Kredit Foto: Istimewa
Penurunan tarif impor Amerika Serikat (AS) terhadap produk Indonesia dari 32% menjadi 19% disambut positif oleh pelaku pasar. Kebijakan tersebut dinilai menjadi katalis bagi sejumlah sektor berorientasi ekspor yang selama ini tertekan beban tarif tinggi.
Pengumuman penurunan tarif disampaikan langsung oleh Presiden AS Donald Trump melalui platform Truth Social. Selain itu, kesepakatan dagang dengan Indonesia juga mencakup pembelian produk pertanian dan energi asal AS senilai hampir US$20 miliar serta komitmen pembelian 50 unit pesawat Boeing.
Analis Mirae Asset Sekuritas, Nafan Aji Gusta, menilai penurunan tarif akan mendorong kinerja saham-saham eksportir dalam jangka pendek. “Sektor elektronik, tekstil, alas kaki, ban, perikanan, dan furnitur kayu akan menjadi yang paling terdongkrak,” ujarnya, Rabu (16/7/2025).
Baca Juga: Tarif AS Jadi 19%, Ini Sektor Ekspor RI yang Diuntungkan
Senada, analis pasar modal Lanjar Nafi menyebut bahwa sentimen positif ini akan memicu aksi beli dari investor lokal dan asing. “Ini memperbesar peluang peningkatan margin dan pendapatan. Saham-saham yang sebelumnya undervaluedkarena beban tarif tinggi kini berpeluang re-rating,” katanya.
Ia menambahkan, revaluasi harga saham eksportir bisa berlanjut jika pelaku pasar menilai prospek laba emiten akan meningkat secara struktural.
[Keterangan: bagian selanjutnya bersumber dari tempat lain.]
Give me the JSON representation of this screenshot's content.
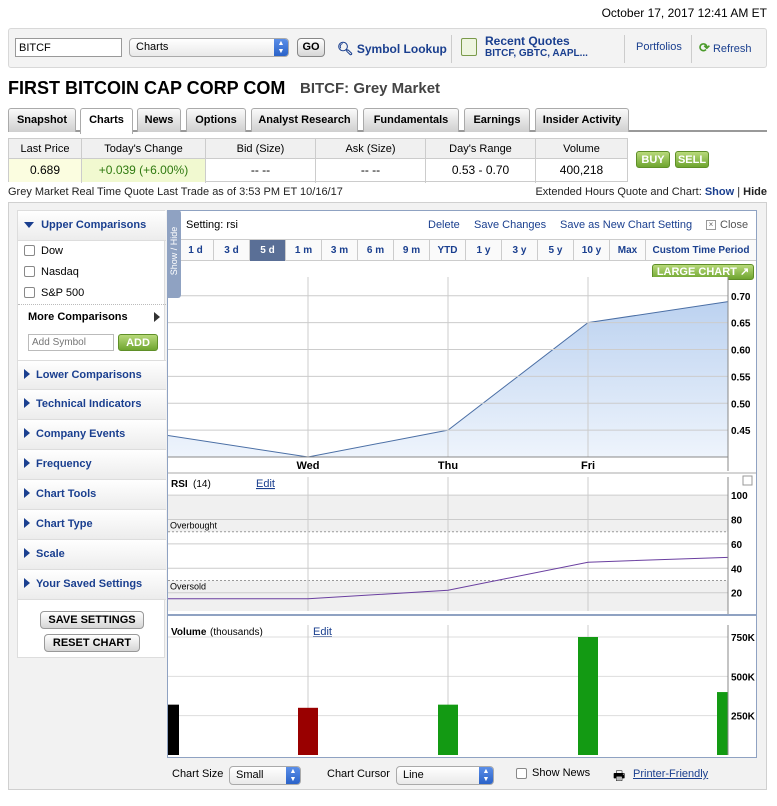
{
  "datetime": "October 17, 2017 12:41 AM ET",
  "topbar": {
    "symbol_value": "BITCF",
    "view_select": "Charts",
    "go_label": "GO",
    "symbol_lookup": "Symbol Lookup",
    "recent_quotes_title": "Recent Quotes",
    "recent_quotes_list": "BITCF, GBTC, AAPL...",
    "portfolios": "Portfolios",
    "refresh": "Refresh"
  },
  "company": {
    "name": "FIRST BITCOIN CAP CORP COM",
    "ticker_market": "BITCF: Grey Market"
  },
  "tabs": [
    "Snapshot",
    "Charts",
    "News",
    "Options",
    "Analyst Research",
    "Fundamentals",
    "Earnings",
    "Insider Activity"
  ],
  "quote": {
    "headers": [
      "Last Price",
      "Today's Change",
      "Bid (Size)",
      "Ask (Size)",
      "Day's Range",
      "Volume"
    ],
    "values": [
      "0.689",
      "+0.039 (+6.00%)",
      "-- --",
      "-- --",
      "0.53 - 0.70",
      "400,218"
    ],
    "buy": "BUY",
    "sell": "SELL"
  },
  "info": {
    "left": "Grey Market Real Time Quote  Last Trade as of 3:53 PM ET 10/16/17",
    "right_prefix": "Extended Hours Quote and Chart:",
    "show": "Show",
    "sep": "|",
    "hide": "Hide"
  },
  "sidebar": {
    "upper_comparisons": "Upper Comparisons",
    "checkboxes": [
      "Dow",
      "Nasdaq",
      "S&P 500"
    ],
    "more_comparisons": "More Comparisons",
    "add_symbol_placeholder": "Add Symbol",
    "add_label": "ADD",
    "sections": [
      "Lower Comparisons",
      "Technical Indicators",
      "Company Events",
      "Frequency",
      "Chart Tools",
      "Chart Type",
      "Scale",
      "Your Saved Settings"
    ],
    "save_settings": "SAVE SETTINGS",
    "reset_chart": "RESET CHART",
    "show_hide": "Show / Hide"
  },
  "chartbar": {
    "setting_label": "Setting:",
    "setting_value": "rsi",
    "delete": "Delete",
    "save_changes": "Save Changes",
    "save_new": "Save as New Chart Setting",
    "close": "Close",
    "periods": [
      "1 d",
      "3 d",
      "5 d",
      "1 m",
      "3 m",
      "6 m",
      "9 m",
      "YTD",
      "1 y",
      "3 y",
      "5 y",
      "10 y",
      "Max",
      "Custom Time Period"
    ],
    "active_period": "5 d",
    "large_chart": "LARGE CHART"
  },
  "colors": {
    "accent": "#1a3f8f",
    "area_fill": "#bcd2f0",
    "rsi_line": "#6a3fa0",
    "vol_black": "#000000",
    "vol_red": "#990000",
    "vol_green": "#139a13"
  },
  "chart_data": [
    {
      "type": "area",
      "x": [
        "Mon",
        "Wed",
        "Thu",
        "Fri",
        "end"
      ],
      "x_tick_labels": [
        "Wed",
        "Thu",
        "Fri"
      ],
      "values": [
        0.44,
        0.4,
        0.45,
        0.65,
        0.689
      ],
      "ylim": [
        0.4,
        0.72
      ],
      "yticks": [
        "0.70",
        "0.65",
        "0.60",
        "0.55",
        "0.50",
        "0.45"
      ],
      "grid": true
    },
    {
      "type": "line",
      "title": "RSI",
      "period_label": "(14)",
      "edit": "Edit",
      "x": [
        "Mon",
        "Wed",
        "Thu",
        "Fri",
        "end"
      ],
      "values": [
        15,
        15,
        22,
        45,
        49
      ],
      "ylim": [
        5,
        105
      ],
      "yticks": [
        "100",
        "80",
        "60",
        "40",
        "20"
      ],
      "overbought_label": "Overbought",
      "oversold_label": "Oversold",
      "overbought": 70,
      "oversold": 30
    },
    {
      "type": "bar",
      "title": "Volume",
      "unit_label": "(thousands)",
      "edit": "Edit",
      "x": [
        "Mon",
        "Wed",
        "Thu",
        "Fri",
        "end"
      ],
      "values": [
        320,
        300,
        320,
        750,
        400
      ],
      "bar_colors": [
        "black",
        "red",
        "green",
        "green",
        "green"
      ],
      "ylim": [
        0,
        750
      ],
      "yticks": [
        "750K",
        "500K",
        "250K"
      ]
    }
  ],
  "bottombar": {
    "chart_size_label": "Chart Size",
    "chart_size_value": "Small",
    "chart_cursor_label": "Chart Cursor",
    "chart_cursor_value": "Line",
    "show_news": "Show News",
    "printer_friendly": "Printer-Friendly"
  }
}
Namun, ia mengingatkan risiko likuiditas pada saham-saham tekstil dan menyarankan investor memilih emiten dengan tata kelola baik dan rekam jejak ekspor kuat.
Baca Juga: Nikel RI Bebas Diekspor, Pemerintah Tegaskan Tak Ada Standar Tambahan
Di sisi lain, komitmen pembelian pesawat Boeing disebut menjadi peluang bagi sektor penerbangan nasional. Maskapai seperti Garuda Indonesia diproyeksi mendapat manfaat dalam modernisasi armada dan peningkatan daya saing global.
Namun, besarnya nilai impor dari AS menimbulkan kekhawatiran terhadap tekanan neraca perdagangan dan nilai tukar rupiah. “Lonjakan impor bisa berdampak pada trade balance dan permintaan dolar AS, sehingga menekan rupiah dalam jangka pendek,” ujar Lanjar.
Meski demikian, Nafan menilai risiko dapat diminimalkan dengan diplomasi ekonomi aktif melalui BRICS, OECD, dan CPTPP. “Indonesia harus mendorong perluasan akses ekspor, tidak hanya menjadi pasar konsumsi,” katanya.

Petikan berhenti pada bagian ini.